My JSE-listed portfolio for 2014 is: Bidvest, BAT, Life Healthcare, Nampak, Remgro, SAB Miller, Sasol, Spar, Spur, and Vodacom. The new additions are Bidvest, Life Healthcare, Nampak, Remgro and Spar. The stocks that have been replaced are BHP Billiton, Mediclinic, Tiger Brands, and Standard Bank. That leaves me with Sasol as the single resource share.

Moving on to offshore markets, they are probably in the best shape since the 2007/8 financial crisis. The growth outlook is improving in the US, Europe and Japan, partly due to the postponement of QE tapering in the US and the success of QE in Japan.

A decline in geopolitical tensions is holding energy prices at lower levels, and commodity prices remain flat. This means that the expectation is for inflation internationally to remain subdued. The Japanese economy will benefit from the weaker yen, which will result in rising exports, investment, job creation and wage increases. And it won’t be long before the 2020 Tokyo Olympics gives economic activity a substantial boost. All things considered, it looks as though the world will continue to grow slowly in 2014, with gradually improving economic fundamentals.

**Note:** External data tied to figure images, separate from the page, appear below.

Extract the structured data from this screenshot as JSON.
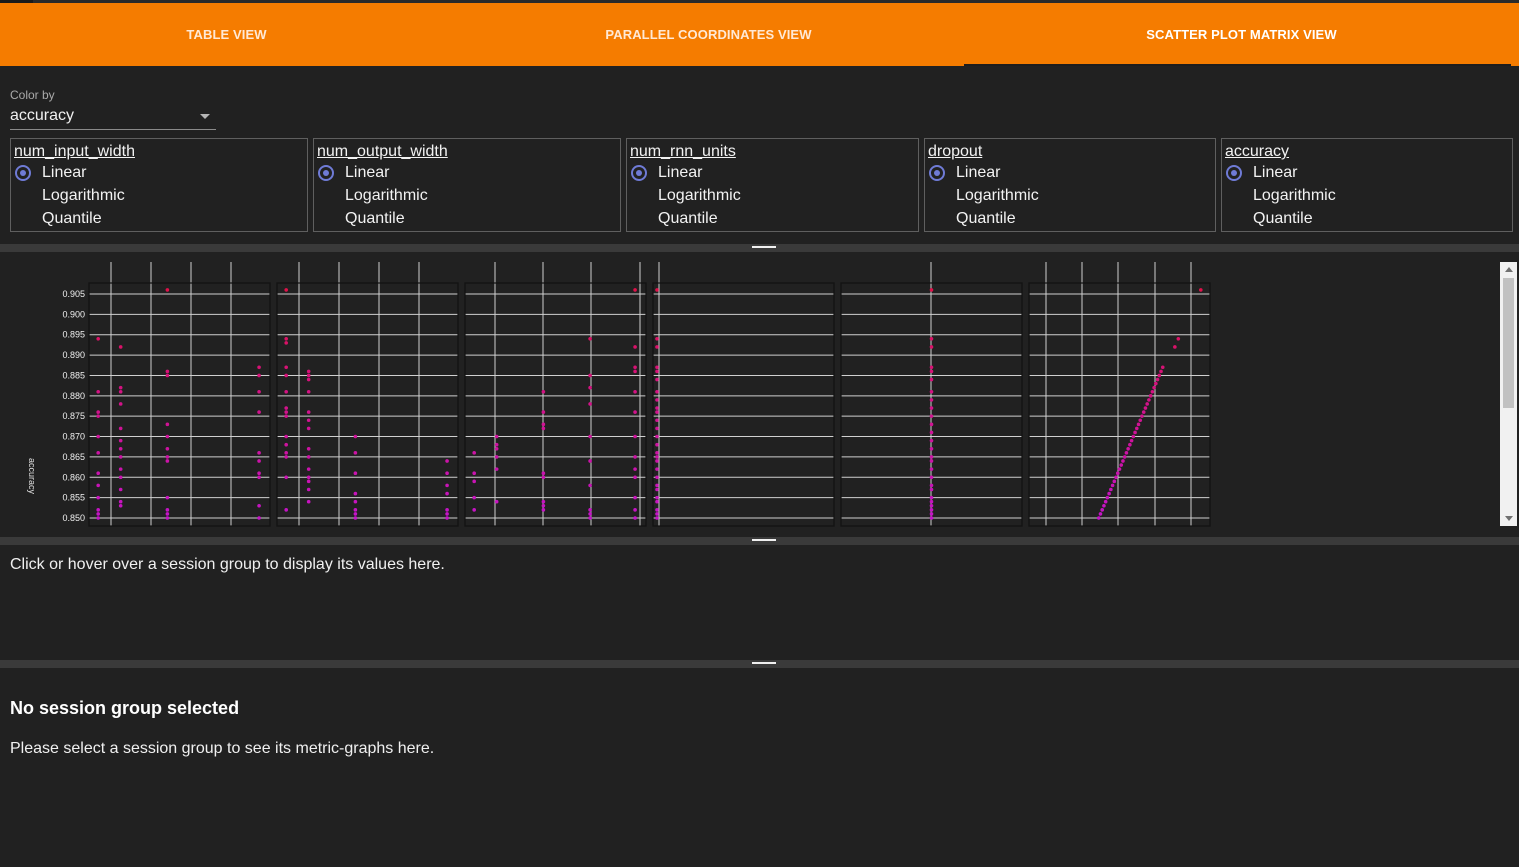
{
  "tabs": [
    {
      "label": "TABLE VIEW",
      "active": false
    },
    {
      "label": "PARALLEL COORDINATES VIEW",
      "active": false
    },
    {
      "label": "SCATTER PLOT MATRIX VIEW",
      "active": true
    }
  ],
  "color_by": {
    "label": "Color by",
    "value": "accuracy"
  },
  "scales": [
    {
      "name": "num_input_width",
      "selected": "Linear",
      "options": [
        "Linear",
        "Logarithmic",
        "Quantile"
      ]
    },
    {
      "name": "num_output_width",
      "selected": "Linear",
      "options": [
        "Linear",
        "Logarithmic",
        "Quantile"
      ]
    },
    {
      "name": "num_rnn_units",
      "selected": "Linear",
      "options": [
        "Linear",
        "Logarithmic",
        "Quantile"
      ]
    },
    {
      "name": "dropout",
      "selected": "Linear",
      "options": [
        "Linear",
        "Logarithmic",
        "Quantile"
      ]
    },
    {
      "name": "accuracy",
      "selected": "Linear",
      "options": [
        "Linear",
        "Logarithmic",
        "Quantile"
      ]
    }
  ],
  "colors": {
    "accent": "#f57c00",
    "radio": "#6f7bd6",
    "point_high": "#e0114a",
    "point_low": "#c414c8"
  },
  "chart_data": {
    "type": "scatter",
    "ylabel": "accuracy",
    "ylim": [
      0.849,
      0.907
    ],
    "yticks": [
      "0.905",
      "0.900",
      "0.895",
      "0.890",
      "0.885",
      "0.880",
      "0.875",
      "0.870",
      "0.865",
      "0.860",
      "0.855",
      "0.850"
    ],
    "panels": [
      {
        "x_column": "num_input_width",
        "points": [
          {
            "x": 0.03,
            "y": 0.894
          },
          {
            "x": 0.03,
            "y": 0.881
          },
          {
            "x": 0.03,
            "y": 0.876
          },
          {
            "x": 0.03,
            "y": 0.875
          },
          {
            "x": 0.03,
            "y": 0.87
          },
          {
            "x": 0.03,
            "y": 0.866
          },
          {
            "x": 0.03,
            "y": 0.861
          },
          {
            "x": 0.03,
            "y": 0.858
          },
          {
            "x": 0.03,
            "y": 0.855
          },
          {
            "x": 0.03,
            "y": 0.852
          },
          {
            "x": 0.03,
            "y": 0.851
          },
          {
            "x": 0.03,
            "y": 0.85
          },
          {
            "x": 0.16,
            "y": 0.892
          },
          {
            "x": 0.16,
            "y": 0.882
          },
          {
            "x": 0.16,
            "y": 0.881
          },
          {
            "x": 0.16,
            "y": 0.878
          },
          {
            "x": 0.16,
            "y": 0.872
          },
          {
            "x": 0.16,
            "y": 0.869
          },
          {
            "x": 0.16,
            "y": 0.867
          },
          {
            "x": 0.16,
            "y": 0.865
          },
          {
            "x": 0.16,
            "y": 0.862
          },
          {
            "x": 0.16,
            "y": 0.86
          },
          {
            "x": 0.16,
            "y": 0.857
          },
          {
            "x": 0.16,
            "y": 0.854
          },
          {
            "x": 0.16,
            "y": 0.853
          },
          {
            "x": 0.43,
            "y": 0.906
          },
          {
            "x": 0.43,
            "y": 0.886
          },
          {
            "x": 0.43,
            "y": 0.885
          },
          {
            "x": 0.43,
            "y": 0.873
          },
          {
            "x": 0.43,
            "y": 0.87
          },
          {
            "x": 0.43,
            "y": 0.867
          },
          {
            "x": 0.43,
            "y": 0.865
          },
          {
            "x": 0.43,
            "y": 0.864
          },
          {
            "x": 0.43,
            "y": 0.855
          },
          {
            "x": 0.43,
            "y": 0.852
          },
          {
            "x": 0.43,
            "y": 0.851
          },
          {
            "x": 0.43,
            "y": 0.85
          },
          {
            "x": 0.96,
            "y": 0.887
          },
          {
            "x": 0.96,
            "y": 0.885
          },
          {
            "x": 0.96,
            "y": 0.881
          },
          {
            "x": 0.96,
            "y": 0.876
          },
          {
            "x": 0.96,
            "y": 0.866
          },
          {
            "x": 0.96,
            "y": 0.864
          },
          {
            "x": 0.96,
            "y": 0.861
          },
          {
            "x": 0.96,
            "y": 0.86
          },
          {
            "x": 0.96,
            "y": 0.853
          },
          {
            "x": 0.96,
            "y": 0.85
          }
        ]
      },
      {
        "x_column": "num_output_width",
        "points": [
          {
            "x": 0.03,
            "y": 0.906
          },
          {
            "x": 0.03,
            "y": 0.894
          },
          {
            "x": 0.03,
            "y": 0.893
          },
          {
            "x": 0.03,
            "y": 0.887
          },
          {
            "x": 0.03,
            "y": 0.885
          },
          {
            "x": 0.03,
            "y": 0.881
          },
          {
            "x": 0.03,
            "y": 0.877
          },
          {
            "x": 0.03,
            "y": 0.876
          },
          {
            "x": 0.03,
            "y": 0.875
          },
          {
            "x": 0.03,
            "y": 0.87
          },
          {
            "x": 0.03,
            "y": 0.868
          },
          {
            "x": 0.03,
            "y": 0.866
          },
          {
            "x": 0.03,
            "y": 0.865
          },
          {
            "x": 0.03,
            "y": 0.86
          },
          {
            "x": 0.03,
            "y": 0.852
          },
          {
            "x": 0.16,
            "y": 0.886
          },
          {
            "x": 0.16,
            "y": 0.885
          },
          {
            "x": 0.16,
            "y": 0.884
          },
          {
            "x": 0.16,
            "y": 0.881
          },
          {
            "x": 0.16,
            "y": 0.876
          },
          {
            "x": 0.16,
            "y": 0.874
          },
          {
            "x": 0.16,
            "y": 0.872
          },
          {
            "x": 0.16,
            "y": 0.867
          },
          {
            "x": 0.16,
            "y": 0.865
          },
          {
            "x": 0.16,
            "y": 0.862
          },
          {
            "x": 0.16,
            "y": 0.86
          },
          {
            "x": 0.16,
            "y": 0.859
          },
          {
            "x": 0.16,
            "y": 0.857
          },
          {
            "x": 0.16,
            "y": 0.854
          },
          {
            "x": 0.43,
            "y": 0.87
          },
          {
            "x": 0.43,
            "y": 0.866
          },
          {
            "x": 0.43,
            "y": 0.861
          },
          {
            "x": 0.43,
            "y": 0.856
          },
          {
            "x": 0.43,
            "y": 0.854
          },
          {
            "x": 0.43,
            "y": 0.852
          },
          {
            "x": 0.43,
            "y": 0.851
          },
          {
            "x": 0.43,
            "y": 0.85
          },
          {
            "x": 0.96,
            "y": 0.864
          },
          {
            "x": 0.96,
            "y": 0.861
          },
          {
            "x": 0.96,
            "y": 0.858
          },
          {
            "x": 0.96,
            "y": 0.856
          },
          {
            "x": 0.96,
            "y": 0.852
          },
          {
            "x": 0.96,
            "y": 0.851
          },
          {
            "x": 0.96,
            "y": 0.85
          }
        ]
      },
      {
        "x_column": "num_rnn_units",
        "points": [
          {
            "x": 0.03,
            "y": 0.866
          },
          {
            "x": 0.03,
            "y": 0.861
          },
          {
            "x": 0.03,
            "y": 0.859
          },
          {
            "x": 0.03,
            "y": 0.855
          },
          {
            "x": 0.03,
            "y": 0.852
          },
          {
            "x": 0.16,
            "y": 0.87
          },
          {
            "x": 0.16,
            "y": 0.868
          },
          {
            "x": 0.16,
            "y": 0.867
          },
          {
            "x": 0.16,
            "y": 0.865
          },
          {
            "x": 0.16,
            "y": 0.862
          },
          {
            "x": 0.16,
            "y": 0.854
          },
          {
            "x": 0.43,
            "y": 0.881
          },
          {
            "x": 0.43,
            "y": 0.876
          },
          {
            "x": 0.43,
            "y": 0.873
          },
          {
            "x": 0.43,
            "y": 0.872
          },
          {
            "x": 0.43,
            "y": 0.861
          },
          {
            "x": 0.43,
            "y": 0.86
          },
          {
            "x": 0.43,
            "y": 0.854
          },
          {
            "x": 0.43,
            "y": 0.853
          },
          {
            "x": 0.43,
            "y": 0.852
          },
          {
            "x": 0.7,
            "y": 0.894
          },
          {
            "x": 0.7,
            "y": 0.885
          },
          {
            "x": 0.7,
            "y": 0.882
          },
          {
            "x": 0.7,
            "y": 0.878
          },
          {
            "x": 0.7,
            "y": 0.87
          },
          {
            "x": 0.7,
            "y": 0.864
          },
          {
            "x": 0.7,
            "y": 0.858
          },
          {
            "x": 0.7,
            "y": 0.852
          },
          {
            "x": 0.7,
            "y": 0.851
          },
          {
            "x": 0.7,
            "y": 0.85
          },
          {
            "x": 0.96,
            "y": 0.906
          },
          {
            "x": 0.96,
            "y": 0.892
          },
          {
            "x": 0.96,
            "y": 0.887
          },
          {
            "x": 0.96,
            "y": 0.886
          },
          {
            "x": 0.96,
            "y": 0.881
          },
          {
            "x": 0.96,
            "y": 0.876
          },
          {
            "x": 0.96,
            "y": 0.87
          },
          {
            "x": 0.96,
            "y": 0.865
          },
          {
            "x": 0.96,
            "y": 0.862
          },
          {
            "x": 0.96,
            "y": 0.86
          },
          {
            "x": 0.96,
            "y": 0.855
          },
          {
            "x": 0.96,
            "y": 0.852
          },
          {
            "x": 0.96,
            "y": 0.85
          }
        ]
      },
      {
        "x_column": "dropout",
        "points": [
          {
            "x": 0.0,
            "y": 0.906
          },
          {
            "x": 0.0,
            "y": 0.894
          },
          {
            "x": 0.0,
            "y": 0.892
          },
          {
            "x": 0.0,
            "y": 0.887
          },
          {
            "x": 0.0,
            "y": 0.886
          },
          {
            "x": 0.0,
            "y": 0.884
          },
          {
            "x": 0.0,
            "y": 0.881
          },
          {
            "x": 0.0,
            "y": 0.879
          },
          {
            "x": 0.0,
            "y": 0.877
          },
          {
            "x": 0.0,
            "y": 0.876
          },
          {
            "x": 0.0,
            "y": 0.874
          },
          {
            "x": 0.0,
            "y": 0.872
          },
          {
            "x": 0.0,
            "y": 0.87
          },
          {
            "x": 0.0,
            "y": 0.868
          },
          {
            "x": 0.0,
            "y": 0.866
          },
          {
            "x": 0.0,
            "y": 0.865
          },
          {
            "x": 0.0,
            "y": 0.864
          },
          {
            "x": 0.0,
            "y": 0.862
          },
          {
            "x": 0.0,
            "y": 0.86
          },
          {
            "x": 0.0,
            "y": 0.858
          },
          {
            "x": 0.0,
            "y": 0.857
          },
          {
            "x": 0.0,
            "y": 0.855
          },
          {
            "x": 0.0,
            "y": 0.854
          },
          {
            "x": 0.0,
            "y": 0.852
          },
          {
            "x": 0.0,
            "y": 0.851
          },
          {
            "x": 0.0,
            "y": 0.85
          }
        ]
      },
      {
        "x_column": "dropout",
        "points": [
          {
            "x": 0.5,
            "y": 0.906
          },
          {
            "x": 0.5,
            "y": 0.894
          },
          {
            "x": 0.5,
            "y": 0.892
          },
          {
            "x": 0.5,
            "y": 0.887
          },
          {
            "x": 0.5,
            "y": 0.886
          },
          {
            "x": 0.5,
            "y": 0.884
          },
          {
            "x": 0.5,
            "y": 0.881
          },
          {
            "x": 0.5,
            "y": 0.879
          },
          {
            "x": 0.5,
            "y": 0.877
          },
          {
            "x": 0.5,
            "y": 0.875
          },
          {
            "x": 0.5,
            "y": 0.873
          },
          {
            "x": 0.5,
            "y": 0.871
          },
          {
            "x": 0.5,
            "y": 0.869
          },
          {
            "x": 0.5,
            "y": 0.867
          },
          {
            "x": 0.5,
            "y": 0.865
          },
          {
            "x": 0.5,
            "y": 0.864
          },
          {
            "x": 0.5,
            "y": 0.862
          },
          {
            "x": 0.5,
            "y": 0.86
          },
          {
            "x": 0.5,
            "y": 0.858
          },
          {
            "x": 0.5,
            "y": 0.857
          },
          {
            "x": 0.5,
            "y": 0.855
          },
          {
            "x": 0.5,
            "y": 0.854
          },
          {
            "x": 0.5,
            "y": 0.853
          },
          {
            "x": 0.5,
            "y": 0.852
          },
          {
            "x": 0.5,
            "y": 0.851
          },
          {
            "x": 0.5,
            "y": 0.85
          }
        ]
      },
      {
        "x_column": "accuracy",
        "points": [
          {
            "x": 0.38,
            "y": 0.85
          },
          {
            "x": 0.39,
            "y": 0.851
          },
          {
            "x": 0.4,
            "y": 0.852
          },
          {
            "x": 0.41,
            "y": 0.853
          },
          {
            "x": 0.42,
            "y": 0.854
          },
          {
            "x": 0.43,
            "y": 0.855
          },
          {
            "x": 0.44,
            "y": 0.856
          },
          {
            "x": 0.45,
            "y": 0.857
          },
          {
            "x": 0.46,
            "y": 0.858
          },
          {
            "x": 0.47,
            "y": 0.859
          },
          {
            "x": 0.48,
            "y": 0.86
          },
          {
            "x": 0.49,
            "y": 0.861
          },
          {
            "x": 0.5,
            "y": 0.862
          },
          {
            "x": 0.51,
            "y": 0.863
          },
          {
            "x": 0.52,
            "y": 0.864
          },
          {
            "x": 0.53,
            "y": 0.865
          },
          {
            "x": 0.54,
            "y": 0.866
          },
          {
            "x": 0.55,
            "y": 0.867
          },
          {
            "x": 0.56,
            "y": 0.868
          },
          {
            "x": 0.57,
            "y": 0.869
          },
          {
            "x": 0.58,
            "y": 0.87
          },
          {
            "x": 0.59,
            "y": 0.871
          },
          {
            "x": 0.6,
            "y": 0.872
          },
          {
            "x": 0.61,
            "y": 0.873
          },
          {
            "x": 0.62,
            "y": 0.874
          },
          {
            "x": 0.63,
            "y": 0.875
          },
          {
            "x": 0.64,
            "y": 0.876
          },
          {
            "x": 0.65,
            "y": 0.877
          },
          {
            "x": 0.66,
            "y": 0.878
          },
          {
            "x": 0.67,
            "y": 0.879
          },
          {
            "x": 0.68,
            "y": 0.88
          },
          {
            "x": 0.69,
            "y": 0.881
          },
          {
            "x": 0.7,
            "y": 0.882
          },
          {
            "x": 0.71,
            "y": 0.883
          },
          {
            "x": 0.72,
            "y": 0.884
          },
          {
            "x": 0.73,
            "y": 0.885
          },
          {
            "x": 0.74,
            "y": 0.886
          },
          {
            "x": 0.75,
            "y": 0.887
          },
          {
            "x": 0.82,
            "y": 0.892
          },
          {
            "x": 0.84,
            "y": 0.894
          },
          {
            "x": 0.97,
            "y": 0.906
          }
        ]
      }
    ]
  },
  "hover_info": "Click or hover over a session group to display its values here.",
  "no_selection": {
    "title": "No session group selected",
    "text": "Please select a session group to see its metric-graphs here."
  }
}
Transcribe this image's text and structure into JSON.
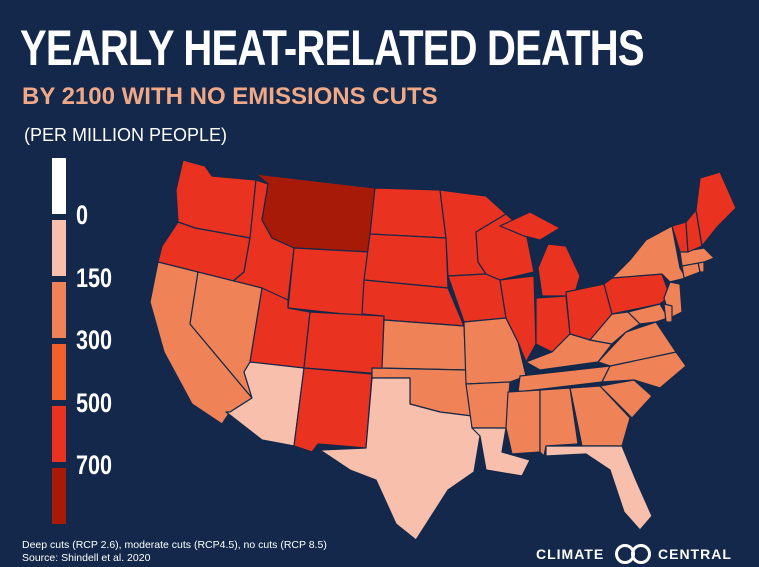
{
  "title": "YEARLY HEAT-RELATED DEATHS",
  "subtitle": "BY 2100 WITH NO EMISSIONS CUTS",
  "units": "(PER MILLION PEOPLE)",
  "legend": [
    {
      "label": "",
      "color": "#ffffff"
    },
    {
      "label": "0",
      "color": "#f7bfac"
    },
    {
      "label": "150",
      "color": "#ef8357"
    },
    {
      "label": "300",
      "color": "#f2602c"
    },
    {
      "label": "500",
      "color": "#ea3221"
    },
    {
      "label": "700",
      "color": "#a81a08"
    }
  ],
  "footnote": {
    "line1": "Deep cuts (RCP 2.6), moderate cuts (RCP4.5), no cuts (RCP 8.5)",
    "line2": "Source: Shindell et al. 2020"
  },
  "brand": {
    "left": "CLIMATE",
    "right": "CENTRAL"
  },
  "map_data": {
    "type": "choropleth",
    "classes": {
      "c1": "#f7bfac",
      "c2": "#ef8357",
      "c3": "#ea3221",
      "c4": "#a81a08"
    },
    "states": [
      {
        "name": "Washington",
        "class": "c3"
      },
      {
        "name": "Oregon",
        "class": "c3"
      },
      {
        "name": "California",
        "class": "c2"
      },
      {
        "name": "Idaho",
        "class": "c3"
      },
      {
        "name": "Nevada",
        "class": "c2"
      },
      {
        "name": "Montana",
        "class": "c4"
      },
      {
        "name": "Wyoming",
        "class": "c3"
      },
      {
        "name": "Utah",
        "class": "c3"
      },
      {
        "name": "Arizona",
        "class": "c1"
      },
      {
        "name": "Colorado",
        "class": "c3"
      },
      {
        "name": "New Mexico",
        "class": "c3"
      },
      {
        "name": "North Dakota",
        "class": "c3"
      },
      {
        "name": "South Dakota",
        "class": "c3"
      },
      {
        "name": "Nebraska",
        "class": "c3"
      },
      {
        "name": "Kansas",
        "class": "c2"
      },
      {
        "name": "Oklahoma",
        "class": "c2"
      },
      {
        "name": "Texas",
        "class": "c1"
      },
      {
        "name": "Minnesota",
        "class": "c3"
      },
      {
        "name": "Iowa",
        "class": "c3"
      },
      {
        "name": "Missouri",
        "class": "c2"
      },
      {
        "name": "Arkansas",
        "class": "c2"
      },
      {
        "name": "Louisiana",
        "class": "c1"
      },
      {
        "name": "Wisconsin",
        "class": "c3"
      },
      {
        "name": "Illinois",
        "class": "c3"
      },
      {
        "name": "Michigan",
        "class": "c3"
      },
      {
        "name": "Indiana",
        "class": "c3"
      },
      {
        "name": "Ohio",
        "class": "c3"
      },
      {
        "name": "Kentucky",
        "class": "c2"
      },
      {
        "name": "Tennessee",
        "class": "c2"
      },
      {
        "name": "Mississippi",
        "class": "c2"
      },
      {
        "name": "Alabama",
        "class": "c2"
      },
      {
        "name": "Georgia",
        "class": "c2"
      },
      {
        "name": "Florida",
        "class": "c1"
      },
      {
        "name": "South Carolina",
        "class": "c2"
      },
      {
        "name": "North Carolina",
        "class": "c2"
      },
      {
        "name": "Virginia",
        "class": "c2"
      },
      {
        "name": "West Virginia",
        "class": "c2"
      },
      {
        "name": "Pennsylvania",
        "class": "c3"
      },
      {
        "name": "New York",
        "class": "c2"
      },
      {
        "name": "New Jersey",
        "class": "c2"
      },
      {
        "name": "Maryland",
        "class": "c2"
      },
      {
        "name": "Delaware",
        "class": "c2"
      },
      {
        "name": "Connecticut",
        "class": "c2"
      },
      {
        "name": "Rhode Island",
        "class": "c2"
      },
      {
        "name": "Massachusetts",
        "class": "c2"
      },
      {
        "name": "Vermont",
        "class": "c3"
      },
      {
        "name": "New Hampshire",
        "class": "c3"
      },
      {
        "name": "Maine",
        "class": "c3"
      }
    ]
  }
}
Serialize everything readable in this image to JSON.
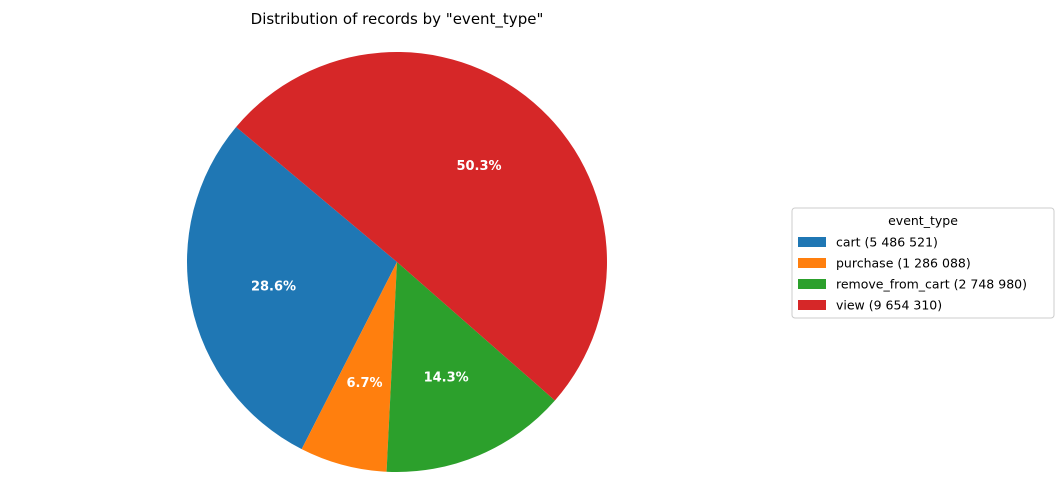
{
  "chart_data": {
    "type": "pie",
    "title": "Distribution of records by \"event_type\"",
    "categories": [
      "cart",
      "purchase",
      "remove_from_cart",
      "view"
    ],
    "values": [
      5486521,
      1286088,
      2748980,
      9654310
    ],
    "percent_labels": [
      "28.6%",
      "6.7%",
      "14.3%",
      "50.3%"
    ],
    "colors": [
      "#1f77b4",
      "#ff7f0e",
      "#2ca02c",
      "#d62728"
    ],
    "start_angle_deg": 140,
    "direction": "counterclockwise",
    "legend": {
      "title": "event_type",
      "placement": "center-right",
      "entries": [
        "cart (5 486 521)",
        "purchase (1 286 088)",
        "remove_from_cart (2 748 980)",
        "view (9 654 310)"
      ]
    }
  }
}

The offshore portfolio gave incredible performance in both rand terms (47.4 percent) and in the local currencies (29.2 percent). I am focusing on the rand return, because most of us invested our “mighty” and hard-earned rands (see link, below, to the table for the details). Associated British Food and Vodafone led the charge, returning in excess of 70 percent, followed by Roche (65 percent), Toyota (64 percent), Imperial Tobacco (49 percent), GlaxoSmithKline (43 percent), and Park 24 (41 percent), while Coca-Cola (27 percent), HSBC (24 percent) and Royal Dutch Shell (17 percent) brought up the rear.

I have decided to leave the offshore portfolio unchanged, partly because the performance has been very good, which surprised me, but also because the outlook remains positive and it seems silly to fix something that isn’t broken.

I must disclose that I hold shares in my personal capacity in some of the companies (both local and offshore) discussed in this column.

* David Sylvester is a stockbroker with Investec Wealth and Investment.